Katil, bunun üzerine abidi de öldürdü ve böylece öldürülenler yüze çıktı. Sonra yeryüzünün en alimi sordu. Alim bir kişiye gönderildi. O alim kişiye dedi ki:
” Ben yüz kişi öldürmüşüm. Acaba tövbe edebilir miyim?”
Alim kişi:
” Evet! Tövbe edebilirsin. Seninle tövbe arasına kim girebilir? Şu memlekete git. Orada Allah-ü Tela’ya ibadet eden bir takım insanlar vardır. Onlarla beraber, Allah’a ibadet et! Sakın memleketine dönme. Çünkü memleketin kötülük memleketidir,” dedi.
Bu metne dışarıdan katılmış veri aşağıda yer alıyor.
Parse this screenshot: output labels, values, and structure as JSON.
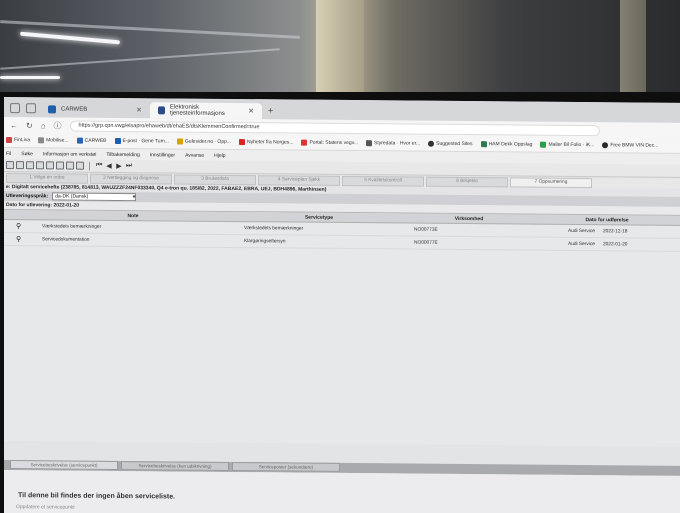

Bu söz üzerine, katil, alimin yanından ayrıldı. Yolun yarısına geldiğinde ölüm meleği yakasına yapıştı ve öldü. Bu manzara karşısında rahmet ile azap melekleri bunun hakkında tartıştılar ve mücadele ettiler. Rahmet melekleri, “tövbe ettiği ve kalbiyle Allah’a (c.c.) yöneldiği halde geldi,” dediler. Azap melekleri, ” o hayatında hiçbir defa hayır işlememiştir,” dediler. Bunun üzerine Beni Adem suretinde bir melek onların yanına vardı ve o meleği aralarında hakem yaptılar. O hakem dedi ki:
” İki memleketin arasını ölçünüz! Hangisi daha yakın ise, o memleketin malıdır!”
Bunun üzerine melekler, esas memleketi ile ibadet yapmak üzere gittiği memleketi ölçtüler. Gördüler ki, kast ettiği memlekete daha yakındır. Bunun üzerine rahmet melekleri onu alıp götürdüler.